Job running for ever

Post questions here relative to DataStage Enterprise/PX Edition for such areas as Parallel job design, Parallel datasets, BuildOps, Wrappers, etc.

Moderators: chulett, rschirm, roy

Post Reply
sshettar
Premium Member
Premium Member
Posts: 264
Joined: Thu Nov 30, 2006 10:37 am

Job running for ever

Post by sshettar »

Hi All,

I have this job which is running for ever and i had to stop the job . the warnings that i see in the director is as follows

Sort_15: When checking operator: When binding output schema variable "sortRec": When binding output interface field "CHK_NUM" to field "CHK_NUM": Implicit conversion from source type "string[max=15]" to result type "string[max=10]": Possible truncation of variable length string.

Sort_15: When checking operator: When binding output schema variable "sortRec": When binding output interface field "EXTERNAL_NUM" to field "EXTERNAL_NUM": Implicit conversion from source type "string[max=15]" to result type "string[max=10]": Possible truncation of variable length string.

Join_12: When checking operator: User inserted sort "Sort_15" does not fulfill the sort requirements of the downstream operator "APT_JoinSubOperatorNC in Join_12"

Join_12: When checking operator: When binding output schema variable "leftRec": When binding output interface field "PO_NUM_PRE" to field "PO_NUM_PRE": Implicit conversion from source type "int32" to result type "int16": Possible range limitation.

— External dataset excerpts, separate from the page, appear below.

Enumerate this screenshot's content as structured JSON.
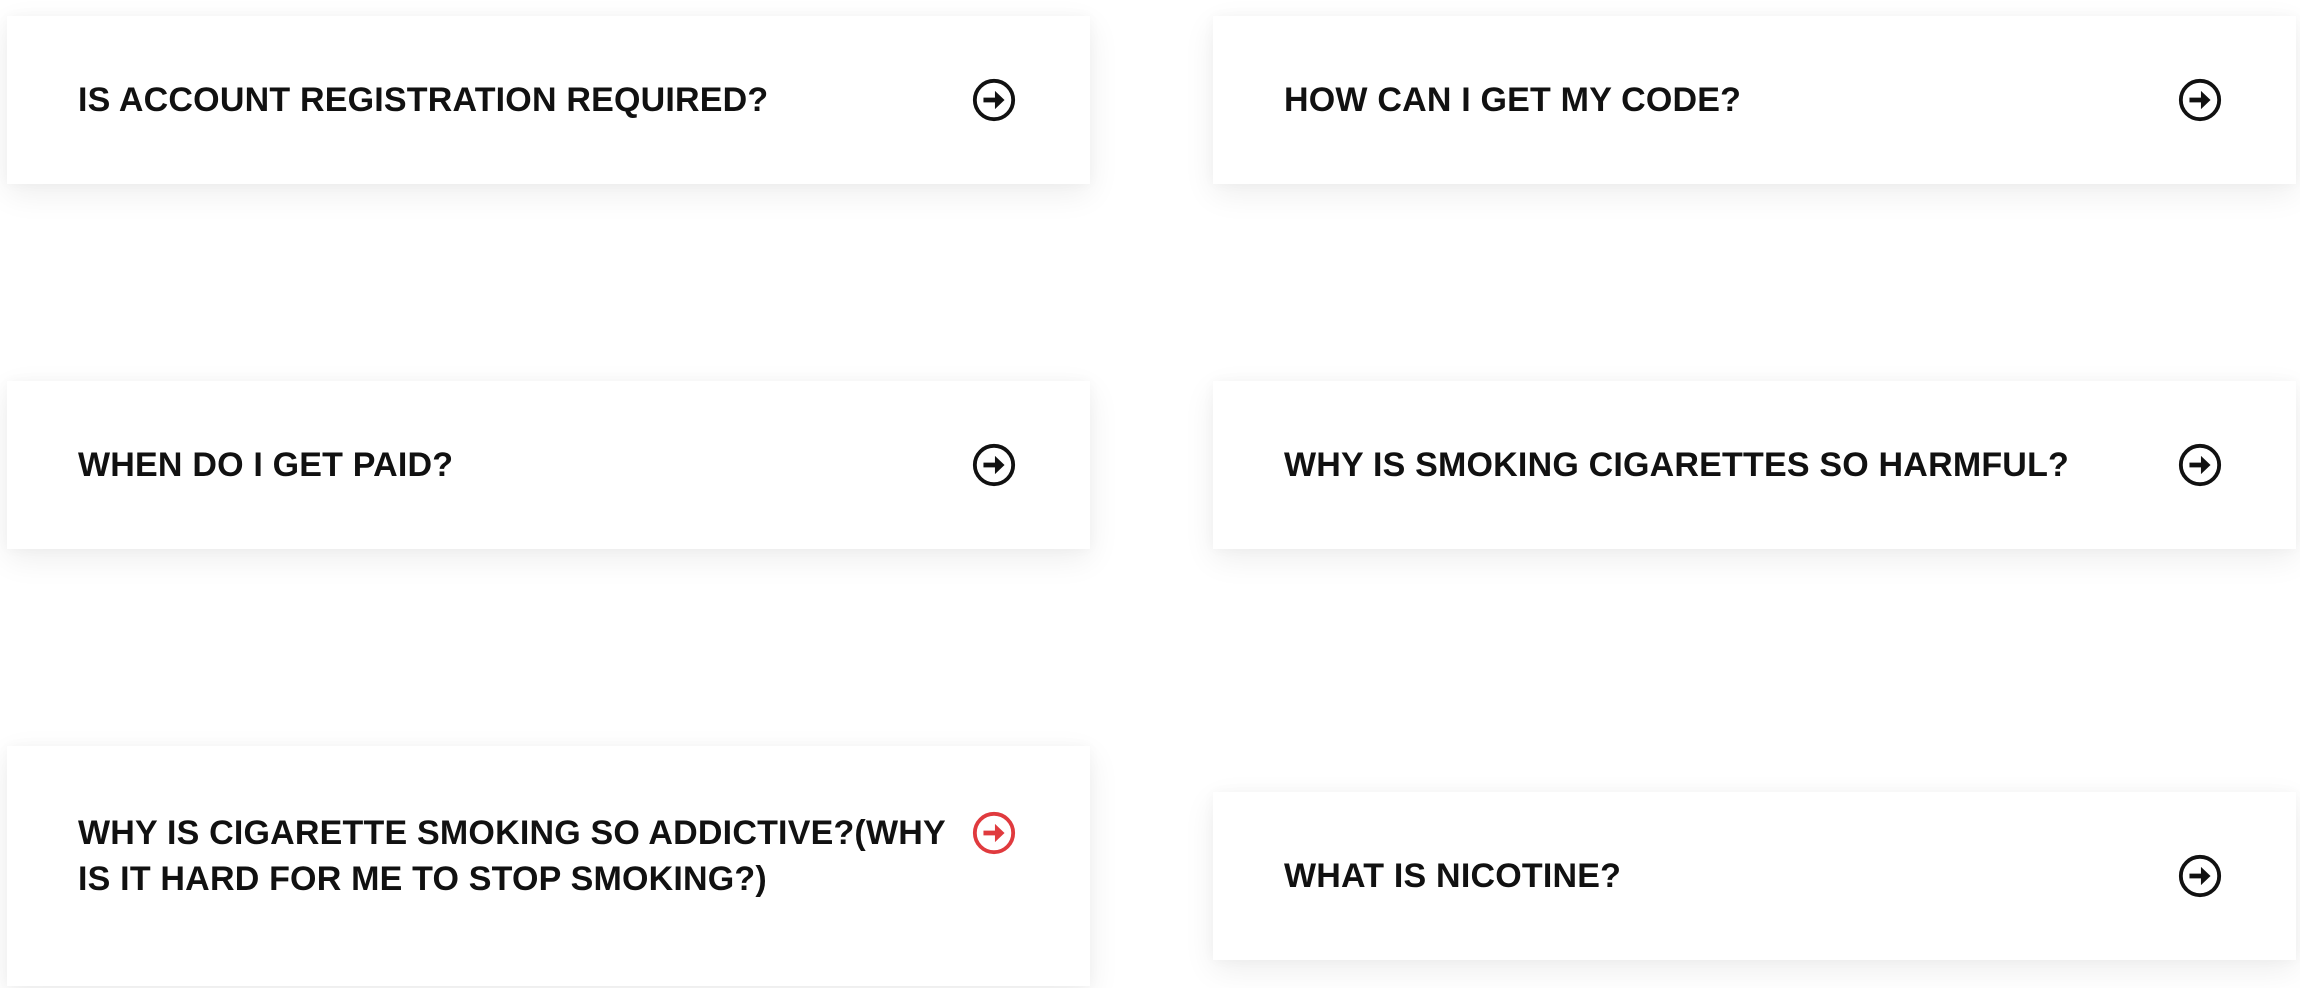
{
  "faq": {
    "items": [
      {
        "question": "IS ACCOUNT REGISTRATION REQUIRED?",
        "icon": "arrow-circle-right-icon",
        "icon_color": "#111111"
      },
      {
        "question": "HOW CAN I GET MY CODE?",
        "icon": "arrow-circle-right-icon",
        "icon_color": "#111111"
      },
      {
        "question": "WHEN DO I GET PAID?",
        "icon": "arrow-circle-right-icon",
        "icon_color": "#111111"
      },
      {
        "question": "WHY IS SMOKING CIGARETTES SO HARMFUL?",
        "icon": "arrow-circle-right-icon",
        "icon_color": "#111111"
      },
      {
        "question": "WHY IS CIGARETTE SMOKING SO ADDICTIVE?(WHY IS IT HARD FOR ME TO STOP SMOKING?)",
        "icon": "arrow-circle-right-icon",
        "icon_color": "#e03a3e",
        "state": "hovered"
      },
      {
        "question": "WHAT IS NICOTINE?",
        "icon": "arrow-circle-right-icon",
        "icon_color": "#111111"
      }
    ]
  }
}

Join_12: When checking operator: When binding output schema variable "leftRec": When binding output interface field "DIV_NUM" to field "DIV_NUM": Implicit conversion from source type "int32" to result type "int16": Possible range limitation.

Join_12: When checking operator: User inserted sort "Sort_15" does not fulfill the sort requirements of the downstream operator "APT_JoinSubOperatorNC in Join_12"

Join_12: When checking operator: User inserted sort "Sort_15" does not fulfill the sort requirements of the downstream operator "APT_JoinSubOperatorNC in Join_12"

After these many warnings i stopped the job.

My design is as follows
i am doing a join here . the first DB2 stage i have written the sql where i have joined 5 tables and i have also done a order by on the key columns which is needed to join with another table with the external join stage.

similarly in the second DB2 stage i have written the query which pulls out only the fields that is needed and have done a order by on the same 3 key columns.

i have used sort stages after the DB2 stages to hash partitioin the data based on the joining key columns and have selected dont sort (previously sorted) option in the sort stage.
After which i have selected the SAME partioin in the join stage for both the links . Then the data goes through the transformer where few fields are derived and then to a dataset.

Can somebody shed light on where i' going wrong?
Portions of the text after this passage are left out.